In this issue of Blood, Wong et al emphasize the implication of cellular and X-linked inhibitors of apoptosis (cIAP1, cIAP2, and XIAP) in the regulation of myeloid cell homeostasis through the inhibition of receptor-interacting protein kinase (RIPK1 and RIPK3)–dependent cytokine production and inflammation.1
Inhibitors of apoptosis (IAPs) define a family of proteins that inhibit cell death either by inactivation of caspases or by promoting prosurvival signaling from the tumor necrosis factor receptor (TNFR) complex I and/or limiting formation of the TNFR complex II. It has been previously reported that IAPs are proto-oncogenes rearranged and/or overexpressed in a wide range of human tumors, and there is also evidence that the expression of IAP proteins correlates with a poorer prognosis in patients suffering from certain types of cancer.2 In line with these findings, Smac mimetics that inhibit IAPs have been developed as antitumor agents taking advantage of their ability to efficiently kill tumor cells by triggering cIAP degradation, ultimately resulting in TNF/TNFR1-mediated cell death.3,4 Death domain–containing members of the TNFR family can induce caspase-dependent apoptosis and, under certain circumstances, necrosis, provided that the function of caspase 8 is inhibited.5 It is also well documented that RIPK3 is required for the induction of necroptosis.5,6 Of note, deletion or pharmacologic depletion of IAPs favors the formation of the Ripoptosome that triggers necroptotic death via RIPK1.

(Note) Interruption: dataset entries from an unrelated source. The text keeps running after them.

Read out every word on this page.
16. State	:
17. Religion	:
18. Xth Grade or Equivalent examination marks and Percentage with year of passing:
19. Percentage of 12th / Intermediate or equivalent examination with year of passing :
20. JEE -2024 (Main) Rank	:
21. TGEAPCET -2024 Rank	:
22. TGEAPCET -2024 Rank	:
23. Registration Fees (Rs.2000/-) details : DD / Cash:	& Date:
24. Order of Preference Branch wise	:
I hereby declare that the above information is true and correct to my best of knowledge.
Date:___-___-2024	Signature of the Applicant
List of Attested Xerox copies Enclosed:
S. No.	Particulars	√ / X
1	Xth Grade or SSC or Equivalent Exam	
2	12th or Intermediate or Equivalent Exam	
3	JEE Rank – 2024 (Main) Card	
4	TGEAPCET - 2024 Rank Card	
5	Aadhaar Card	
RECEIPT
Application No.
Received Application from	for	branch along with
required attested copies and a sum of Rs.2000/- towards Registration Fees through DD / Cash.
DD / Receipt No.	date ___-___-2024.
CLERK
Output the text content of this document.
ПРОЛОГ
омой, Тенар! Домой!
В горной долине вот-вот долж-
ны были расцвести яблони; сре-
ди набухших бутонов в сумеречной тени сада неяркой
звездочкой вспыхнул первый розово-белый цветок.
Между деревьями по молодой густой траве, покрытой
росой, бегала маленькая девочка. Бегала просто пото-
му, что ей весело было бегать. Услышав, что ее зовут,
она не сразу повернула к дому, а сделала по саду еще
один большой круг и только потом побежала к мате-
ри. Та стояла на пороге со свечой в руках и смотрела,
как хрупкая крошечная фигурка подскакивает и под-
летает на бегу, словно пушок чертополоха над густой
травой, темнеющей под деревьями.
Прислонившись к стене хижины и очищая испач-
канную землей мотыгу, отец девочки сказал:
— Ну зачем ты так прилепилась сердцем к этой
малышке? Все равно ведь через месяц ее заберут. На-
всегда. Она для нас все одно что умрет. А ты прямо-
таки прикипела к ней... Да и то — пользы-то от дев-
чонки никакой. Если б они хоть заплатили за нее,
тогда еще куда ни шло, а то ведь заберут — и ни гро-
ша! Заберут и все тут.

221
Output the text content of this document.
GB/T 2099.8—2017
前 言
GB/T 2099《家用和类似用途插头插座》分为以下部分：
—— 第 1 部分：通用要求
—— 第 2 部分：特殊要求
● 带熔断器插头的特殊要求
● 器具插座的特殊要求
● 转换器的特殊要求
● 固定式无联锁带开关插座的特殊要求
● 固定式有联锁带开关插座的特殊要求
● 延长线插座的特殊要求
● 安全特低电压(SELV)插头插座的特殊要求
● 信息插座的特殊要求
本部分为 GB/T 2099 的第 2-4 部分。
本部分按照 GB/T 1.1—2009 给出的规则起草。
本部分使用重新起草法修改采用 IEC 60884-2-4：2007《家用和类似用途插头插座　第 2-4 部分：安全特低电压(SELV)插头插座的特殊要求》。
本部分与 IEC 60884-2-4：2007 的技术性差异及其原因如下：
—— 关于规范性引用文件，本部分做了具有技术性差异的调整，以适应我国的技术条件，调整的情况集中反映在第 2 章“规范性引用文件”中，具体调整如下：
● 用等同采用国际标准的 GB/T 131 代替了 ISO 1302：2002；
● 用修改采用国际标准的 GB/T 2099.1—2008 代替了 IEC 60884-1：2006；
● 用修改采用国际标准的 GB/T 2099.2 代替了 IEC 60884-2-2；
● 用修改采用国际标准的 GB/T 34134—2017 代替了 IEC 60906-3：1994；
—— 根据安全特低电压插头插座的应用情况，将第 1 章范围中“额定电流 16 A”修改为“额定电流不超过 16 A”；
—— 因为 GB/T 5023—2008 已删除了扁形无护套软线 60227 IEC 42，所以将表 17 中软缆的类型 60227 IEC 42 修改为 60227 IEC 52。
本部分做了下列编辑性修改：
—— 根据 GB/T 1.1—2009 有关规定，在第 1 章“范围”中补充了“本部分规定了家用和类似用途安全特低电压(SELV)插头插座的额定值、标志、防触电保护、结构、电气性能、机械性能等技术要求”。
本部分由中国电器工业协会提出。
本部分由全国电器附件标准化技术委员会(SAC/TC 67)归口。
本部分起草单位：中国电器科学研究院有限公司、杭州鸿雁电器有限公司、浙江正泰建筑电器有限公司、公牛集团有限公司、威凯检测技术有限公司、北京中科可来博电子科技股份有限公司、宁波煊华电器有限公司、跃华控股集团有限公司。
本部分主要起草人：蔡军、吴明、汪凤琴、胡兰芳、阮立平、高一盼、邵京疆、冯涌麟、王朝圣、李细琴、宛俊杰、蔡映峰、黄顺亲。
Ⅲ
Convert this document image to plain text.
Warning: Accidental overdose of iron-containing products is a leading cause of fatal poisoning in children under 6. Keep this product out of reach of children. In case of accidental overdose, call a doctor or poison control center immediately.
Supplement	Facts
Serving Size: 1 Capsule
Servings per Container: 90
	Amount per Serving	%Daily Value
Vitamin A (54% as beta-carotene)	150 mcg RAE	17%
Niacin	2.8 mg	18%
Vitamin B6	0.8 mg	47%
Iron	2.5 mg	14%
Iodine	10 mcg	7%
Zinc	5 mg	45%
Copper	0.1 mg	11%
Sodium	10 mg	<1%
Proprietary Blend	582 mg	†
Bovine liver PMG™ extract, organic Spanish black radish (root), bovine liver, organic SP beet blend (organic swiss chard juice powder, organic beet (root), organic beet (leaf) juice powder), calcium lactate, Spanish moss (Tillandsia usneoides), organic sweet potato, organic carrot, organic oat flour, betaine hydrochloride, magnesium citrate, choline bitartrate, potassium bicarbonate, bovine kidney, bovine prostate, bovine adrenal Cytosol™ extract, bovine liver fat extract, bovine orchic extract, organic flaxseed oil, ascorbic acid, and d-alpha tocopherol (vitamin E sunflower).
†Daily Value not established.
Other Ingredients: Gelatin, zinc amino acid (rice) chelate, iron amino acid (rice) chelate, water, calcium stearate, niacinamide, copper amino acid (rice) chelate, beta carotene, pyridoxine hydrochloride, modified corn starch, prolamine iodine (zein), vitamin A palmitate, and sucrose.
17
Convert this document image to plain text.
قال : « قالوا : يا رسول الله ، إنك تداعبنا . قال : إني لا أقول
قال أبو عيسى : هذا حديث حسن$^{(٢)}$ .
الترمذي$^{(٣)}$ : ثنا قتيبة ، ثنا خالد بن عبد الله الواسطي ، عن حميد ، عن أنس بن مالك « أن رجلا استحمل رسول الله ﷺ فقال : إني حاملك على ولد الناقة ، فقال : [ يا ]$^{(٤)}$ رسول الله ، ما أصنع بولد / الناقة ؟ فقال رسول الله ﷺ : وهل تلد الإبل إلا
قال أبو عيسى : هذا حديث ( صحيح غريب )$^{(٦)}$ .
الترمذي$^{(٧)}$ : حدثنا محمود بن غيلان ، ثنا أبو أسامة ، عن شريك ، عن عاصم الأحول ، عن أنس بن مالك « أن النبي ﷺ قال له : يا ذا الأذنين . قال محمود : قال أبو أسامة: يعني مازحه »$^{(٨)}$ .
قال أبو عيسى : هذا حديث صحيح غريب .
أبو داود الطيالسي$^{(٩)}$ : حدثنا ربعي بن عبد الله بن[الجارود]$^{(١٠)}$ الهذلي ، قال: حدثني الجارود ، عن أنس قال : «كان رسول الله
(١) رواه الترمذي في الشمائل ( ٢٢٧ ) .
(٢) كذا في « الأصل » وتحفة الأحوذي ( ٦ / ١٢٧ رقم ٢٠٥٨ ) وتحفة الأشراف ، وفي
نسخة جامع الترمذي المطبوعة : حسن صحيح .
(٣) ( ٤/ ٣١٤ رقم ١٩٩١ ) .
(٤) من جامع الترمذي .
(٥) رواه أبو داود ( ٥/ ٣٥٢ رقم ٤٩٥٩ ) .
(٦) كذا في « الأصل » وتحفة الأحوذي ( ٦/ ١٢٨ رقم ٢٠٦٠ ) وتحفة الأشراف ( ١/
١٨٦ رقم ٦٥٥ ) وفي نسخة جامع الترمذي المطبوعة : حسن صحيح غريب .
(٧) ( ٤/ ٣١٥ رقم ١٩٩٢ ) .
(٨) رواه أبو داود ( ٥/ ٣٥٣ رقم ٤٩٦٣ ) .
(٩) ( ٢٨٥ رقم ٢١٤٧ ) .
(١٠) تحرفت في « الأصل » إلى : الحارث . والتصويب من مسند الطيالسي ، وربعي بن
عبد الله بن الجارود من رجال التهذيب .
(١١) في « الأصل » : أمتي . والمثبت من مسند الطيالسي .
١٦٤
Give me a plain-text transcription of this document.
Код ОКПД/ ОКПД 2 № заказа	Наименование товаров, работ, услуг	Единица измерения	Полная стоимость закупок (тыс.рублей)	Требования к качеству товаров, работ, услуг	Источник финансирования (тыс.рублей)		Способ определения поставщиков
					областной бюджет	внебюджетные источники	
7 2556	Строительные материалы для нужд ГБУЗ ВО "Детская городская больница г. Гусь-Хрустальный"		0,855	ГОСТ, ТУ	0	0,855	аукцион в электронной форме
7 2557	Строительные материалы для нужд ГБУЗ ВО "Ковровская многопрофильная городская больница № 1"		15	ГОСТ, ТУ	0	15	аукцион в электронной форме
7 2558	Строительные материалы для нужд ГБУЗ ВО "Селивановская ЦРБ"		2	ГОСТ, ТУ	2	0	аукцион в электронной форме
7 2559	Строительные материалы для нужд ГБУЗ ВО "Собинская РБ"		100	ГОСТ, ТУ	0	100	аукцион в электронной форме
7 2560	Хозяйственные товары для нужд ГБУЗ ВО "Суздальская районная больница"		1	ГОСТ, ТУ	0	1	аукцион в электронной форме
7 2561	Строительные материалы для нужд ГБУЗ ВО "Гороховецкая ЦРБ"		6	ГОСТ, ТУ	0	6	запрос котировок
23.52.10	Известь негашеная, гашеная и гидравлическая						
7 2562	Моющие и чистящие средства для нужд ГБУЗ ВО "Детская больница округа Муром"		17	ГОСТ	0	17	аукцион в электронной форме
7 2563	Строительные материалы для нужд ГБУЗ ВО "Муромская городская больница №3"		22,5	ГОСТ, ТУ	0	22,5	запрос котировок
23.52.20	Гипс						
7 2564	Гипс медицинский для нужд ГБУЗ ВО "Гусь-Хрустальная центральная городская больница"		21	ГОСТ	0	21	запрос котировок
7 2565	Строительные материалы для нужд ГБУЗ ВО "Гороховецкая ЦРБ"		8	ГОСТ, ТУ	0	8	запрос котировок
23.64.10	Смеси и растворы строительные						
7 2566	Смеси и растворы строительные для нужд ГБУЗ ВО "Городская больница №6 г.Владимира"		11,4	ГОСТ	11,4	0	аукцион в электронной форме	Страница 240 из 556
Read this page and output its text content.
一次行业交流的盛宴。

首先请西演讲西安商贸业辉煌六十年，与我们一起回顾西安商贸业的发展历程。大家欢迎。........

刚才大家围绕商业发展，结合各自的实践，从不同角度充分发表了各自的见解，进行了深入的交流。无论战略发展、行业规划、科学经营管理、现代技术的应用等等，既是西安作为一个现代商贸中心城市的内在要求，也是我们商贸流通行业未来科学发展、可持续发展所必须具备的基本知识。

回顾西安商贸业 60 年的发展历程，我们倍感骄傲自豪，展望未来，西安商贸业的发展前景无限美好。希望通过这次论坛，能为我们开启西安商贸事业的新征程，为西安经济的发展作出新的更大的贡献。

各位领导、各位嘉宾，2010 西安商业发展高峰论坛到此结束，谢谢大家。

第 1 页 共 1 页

In the present study, Wong et al took advantage of an elegant genetic mouse model combined with pharmacologic approaches using Smac mimetics in order to highlight the role of these 3 members of the IAP family on systemic inflammation and cytokine production in myeloid cells. Of note, they show that triple knockout (TKO) mice specifically deleted in the myeloid lineage suffer from an inflammatory disease characterized by increased cytokine production, granulocytosis, and splenomegaly. This complex phenotype can be reproduced partially ex vivo using IAPs antagonists. The authors conclude that cIAP1 and cIAP2 together with XIAP suppress the production of multiple cytokines and chemokines, including TNF, thereby regulating the homeostasis and function of mature myeloid cells.1 They also established that the combined deletion of cIAPs and XIAP is required for TNF induction and TNF/TNFR1-mediated killing of macrophages (see figure). Finally, they demonstrated, that in this particular context, TNFα messenger RNA (mRNA) production and TNF secretion are dependent on RIPK1 and RIPK3 activation, respectively. This suggests that RIPK1 and RIPK3 regulate cytokine production directly and that this function resides upstream of and likely distinct from the implication of both kinases in the induction of necroptosis. In line with the present manuscript, the same authors recently reported that IAPs limit the activation of RIPKs by TNFR1 during development. Indeed, the death of cIAP1−/− cIAP2−/− transgenic mice was rescued in a TNFR1-deficient background. Moreover, deletion of RIPK3 or hemizygosity for RIPK1 also allowed double mutant mice to survive past birth. cIAPs appear, therefore to limit activity of RIP kinases in the TNFR1 signaling pathway.7
The main strength of the manuscript by Wong et al resides in the development of this complex but interesting TKO mice model. However, one important point that is not fully explored in the present study is the mechanism that drives the inflammatory syndrome and granulocytosis in TKO mice. The authors point to the crucial role of TNF in transgenic mice and also in macrophages challenged ex vivo with this cytokine, and accordingly, the phenotype can be significantly but not fully rescued in a TNF-deficient background. Finally, they also bring evidence that injection of anti-TNF in TKO mice can reduce cytokine production and granulocytosis, highlighting further the role of TNF in driving systemic inflammatory disease in vivo. Therefore, it seems that other cytokines or danger-associated molecular pattern (DAMP) molecules are likely at play in the overall phenotype.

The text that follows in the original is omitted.